'Terrorism Information Awareness' Project Warnings
The San Francisco Chronicle has some warnings about the newly renamed Terrorism Information Awareness project:
THE PENTAGON'S plan to mine countless governmental and commercial databases is no less worrisome than it was earlier, after a soothing report to Congress and a name change for better public relations. The Defense Department's "Total Information Awareness" program has been rechristened "Terrorism Information Awareness," to offset the impression that the brainchild of former Adm. John Poindexter would compile electronic dossiers on all Americans. The Department of Defense describes it, rather, as an effort "to protect U.S. citizens by detecting and defeating foreign terrorist threats before an attack." "
....The Pentagon's high-tech research now would collect untold trillions of additional "dots" from all kinds of records and transactions, plus far-out data like the shapes of faces and the way people walk (gait analysis), to provide more anti-terrorist tools.

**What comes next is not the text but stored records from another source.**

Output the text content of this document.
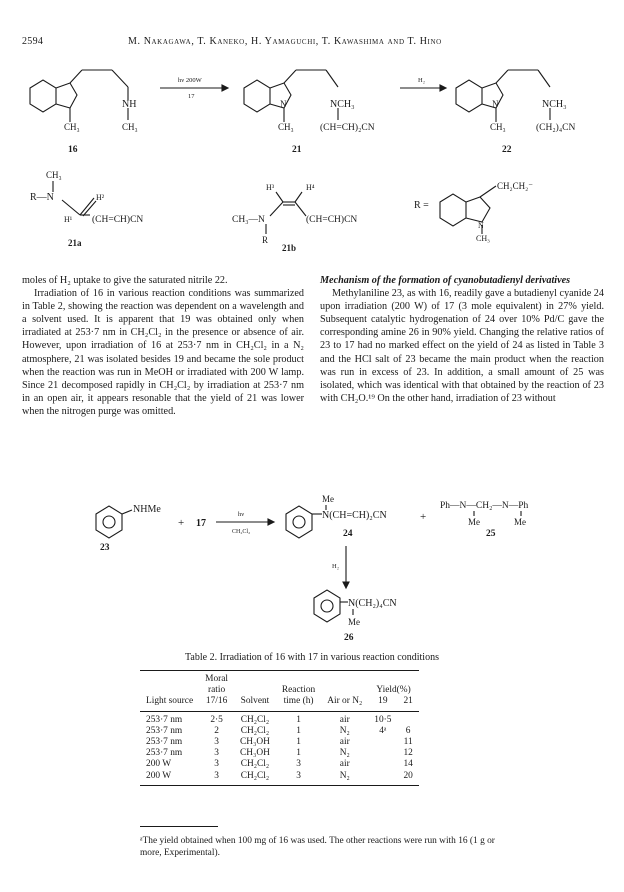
2594	M. Nakagawa, T. Kaneko, H. Yamaguchi, T. Kawashima and T. Hino
NH
CH₃	CH₃
16
hν 200W
17
N	NCH₃
CH₃	(CH=CH)₂CN
21
H₂
N	NCH₃
CH₃	(CH₂)₄CN
22
CH₃
R—N	H²
H¹ (CH=CH)CN
21a
H³	H⁴
CH₃—N	(CH=CH)CN
R
21b
R =
CH₂CH₂⁻
N
CH₃

moles of H₂ uptake to give the saturated nitrile 22.

Irradiation of 16 in various reaction conditions was summarized in Table 2, showing the reaction was dependent on a wavelength and a solvent used. It is apparent that 19 was obtained only when irradiated at 253·7 nm in CH₂Cl₂ in the presence or absence of air. However, upon irradiation of 16 at 253·7 nm in CH₂Cl₂ in a N₂ atmosphere, 21 was isolated besides 19 and became the sole product when the reaction was run in MeOH or irradiated with 200 W lamp. Since 21 decomposed rapidly in CH₂Cl₂ by irradiation at 253·7 nm in an open air, it appears resonable that the yield of 21 was lower when the nitrogen purge was omitted.

Mechanism of the formation of cyanobutadienyl derivatives

Methylaniline 23, as with 16, readily gave a butadienyl cyanide 24 upon irradiation (200 W) of 17 (3 mole equivalent) in 27% yield. Subsequent catalytic hydrogenation of 24 over 10% Pd/C gave the corresponding amine 26 in 90% yield. Changing the relative ratios of 23 to 17 had no marked effect on the yield of 24 as listed in Table 3 and the HCl salt of 23 became the main product when the reaction was run in excess of 23. In addition, a small amount of 25 was isolated, which was identical with that obtained by the reaction of 23 with CH₂O.¹⁹ On the other hand, irradiation of 23 without

NHMe
+ 17
23
hν
CH₂Cl₂
Me
N(CH=CH)₂CN	+
24
Ph—N—CH₂—N—Ph
Me	Me
25
H₂
N(CH₂)₄CN
Me
26
Table 2. Irradiation of 16 with 17 in various reaction conditions
	Moral					
	ratio		Reaction		Yield(%)	
Light source	17/16	Solvent	time (h)	Air or N₂	19	21
253·7 nm	2·5	CH₂Cl₂	1	air	10·5	
253·7 nm	2	CH₂Cl₂	1	N₂	4ᵃ	6
253·7 nm	3	CH₃OH	1	air		11
253·7 nm	3	CH₃OH	1	N₂		12
200 W	3	CH₂Cl₂	3	air		14
200 W	3	CH₂Cl₂	3	N₂		20
ᵃThe yield obtained when 100 mg of 16 was used. The other reactions were run with 16 (1 g or more, Experimental).
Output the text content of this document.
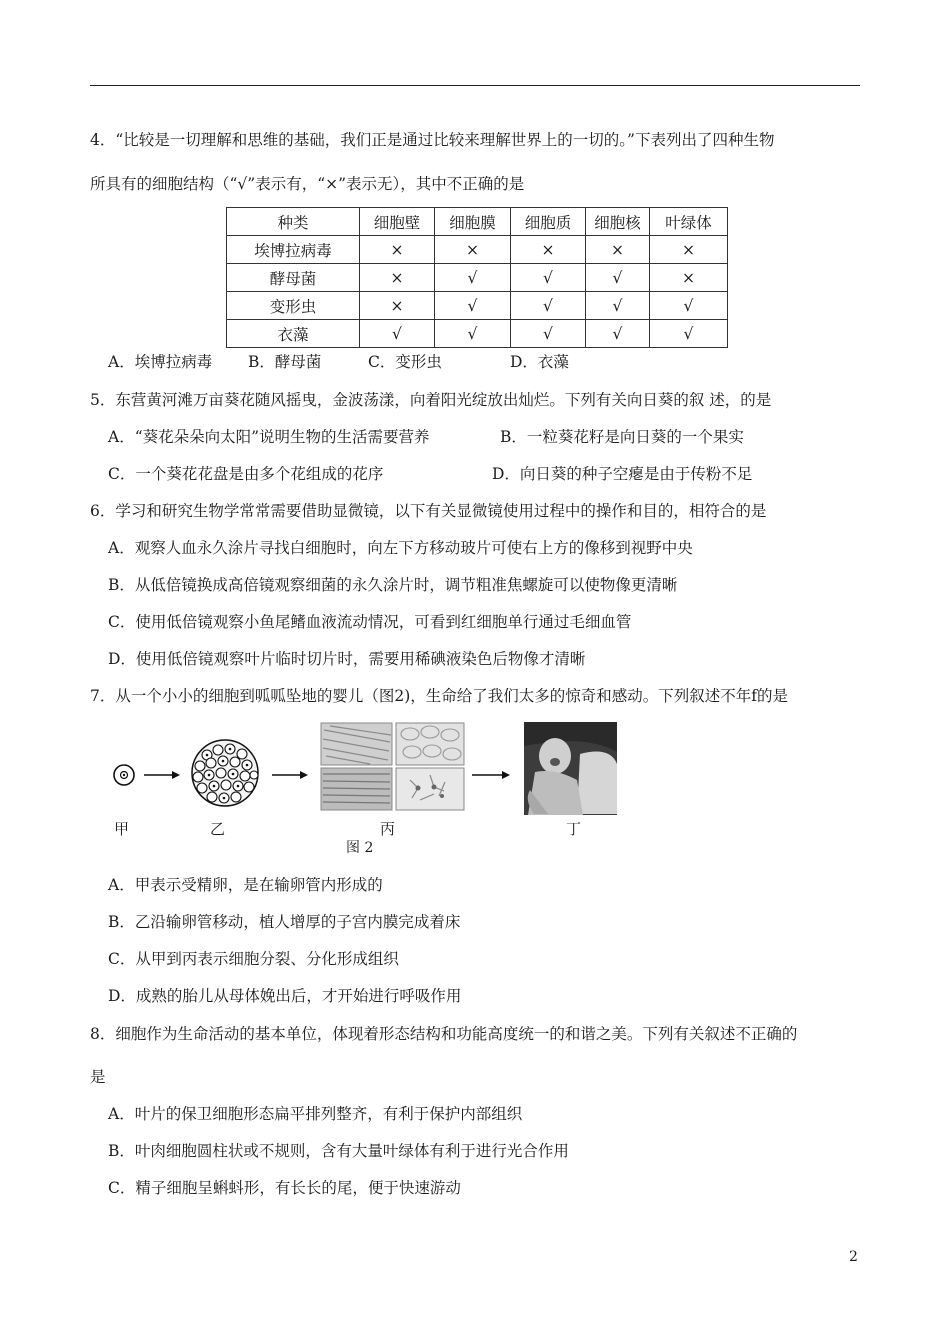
4．“比较是一切理解和思维的基础，我们正是通过比较来理解世界上的一切的。”下表列出了四种生物
所具有的细胞结构（“√”表示有，“×”表示无），其中不正确的是
种类	细胞壁	细胞膜	细胞质	细胞核	叶绿体
埃博拉病毒	×	×	×	×	×
酵母菌	×	√	√	√	×
变形虫	×	√	√	√	√
衣藻	√	√	√	√	√
A．埃博拉病毒 B．酵母菌	C．变形虫	D．衣藻
5．东营黄河滩万亩葵花随风摇曳，金波荡漾，向着阳光绽放出灿烂。下列有关向日葵的叙 述，的是
A．“葵花朵朵向太阳”说明生物的生活需要营养	B．一粒葵花籽是向日葵的一个果实
C．一个葵花花盘是由多个花组成的花序	D．向日葵的种子空瘪是由于传粉不足
6．学习和研究生物学常常需要借助显微镜，以下有关显微镜使用过程中的操作和目的，相符合的是
A．观察人血永久涂片寻找白细胞时，向左下方移动玻片可使右上方的像移到视野中央
B．从低倍镜换成高倍镜观察细菌的永久涂片时，调节粗准焦螺旋可以使物像更清晰
C．使用低倍镜观察小鱼尾鳍血液流动情况，可看到红细胞单行通过毛细血管
D．使用低倍镜观察叶片临时切片时，需要用稀碘液染色后物像才清晰
7．从一个小小的细胞到呱呱坠地的婴儿（图2)，生命给了我们太多的惊奇和感动。下列叙述不年f的是
甲	乙	丙	丁
图 2
A．甲表示受精卵，是在输卵管内形成的
B．乙沿输卵管移动，植人增厚的子宫内膜完成着床
C．从甲到丙表示细胞分裂、分化形成组织
D．成熟的胎儿从母体娩出后，才开始进行呼吸作用
8．细胞作为生命活动的基本单位，体现着形态结构和功能高度统一的和谐之美。下列有关叙述不正确的
是
A．叶片的保卫细胞形态扁平排列整齐，有利于保护内部组织
B．叶肉细胞圆柱状或不规则，含有大量叶绿体有利于进行光合作用
C．精子细胞呈蝌蚪形，有长长的尾，便于快速游动
2
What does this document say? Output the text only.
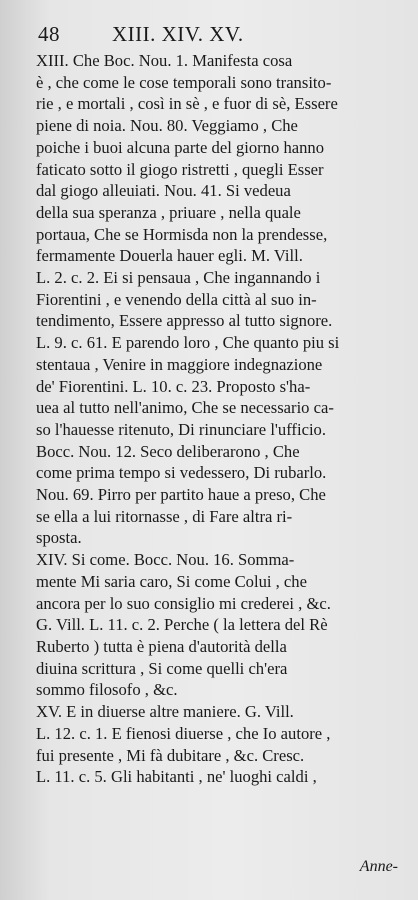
48 XIII. XIV. XV.
XIII. Che Boc. Nou. 1. Manifesta cosa
è , che come le cose temporali sono transito-
rie , e mortali , così in sè , e fuor di sè, Essere
piene di noia. Nou. 80. Veggiamo , Che
poiche i buoi alcuna parte del giorno hanno
faticato sotto il giogo ristretti , quegli Esser
dal giogo alleuiati. Nou. 41. Si vedeua
della sua speranza , priuare , nella quale
portaua, Che se Hormisda non la prendesse,
fermamente Douerla hauer egli. M. Vill.
L. 2. c. 2. Ei si pensaua , Che ingannando i
Fiorentini , e venendo della città al suo in-
tendimento, Essere appresso al tutto signore.
L. 9. c. 61. E parendo loro , Che quanto piu si
stentaua , Venire in maggiore indegnazione
de' Fiorentini. L. 10. c. 23. Proposto s'ha-
uea al tutto nell'animo, Che se necessario ca-
so l'hauesse ritenuto, Di rinunciare l'ufficio.
Bocc. Nou. 12. Seco deliberarono , Che
come prima tempo si vedessero, Di rubarlo.
Nou. 69. Pirro per partito haue a preso, Che
se ella a lui ritornasse , di Fare altra ri-
sposta.
XIV. Si come. Bocc. Nou. 16. Somma-
mente Mi saria caro, Si come Colui , che
ancora per lo suo consiglio mi crederei , &c.
G. Vill. L. 11. c. 2. Perche ( la lettera del Rè
Ruberto ) tutta è piena d'autorità della
diuina scrittura , Si come quelli ch'era
sommo filosofo , &c.
XV. E in diuerse altre maniere. G. Vill.
L. 12. c. 1. E fienosi diuerse , che Io autore ,
fui presente , Mi fà dubitare , &c. Cresc.
L. 11. c. 5. Gli habitanti , ne' luoghi caldi ,
Anne-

....Civil libertarians are concerned, with good reason, about whether this can be done without intruding on the privacy and other rights of all of us whose everyday lives will be under surveillance. That is why Congress blocked further spending on the system pending a further report from the Pentagon (submitted May 20) on safeguards for innocent citizens. The Department of Defense has an "oversight board" to assess "privacy and civil liberties impacts," and assures us of its "commitment to the rule of law."
All well and good. But Congress should continue to keep Poindexter and his electronic spy team on a short leash as they use our dental records and pedestrian patterns in their search for terrorists.
The Electronic Frontier Foundation, dedicated to preserving our privacy rights in the digital world, has this analysis of the DARPA report on the Total Information Awareness Project. The actual report is available here.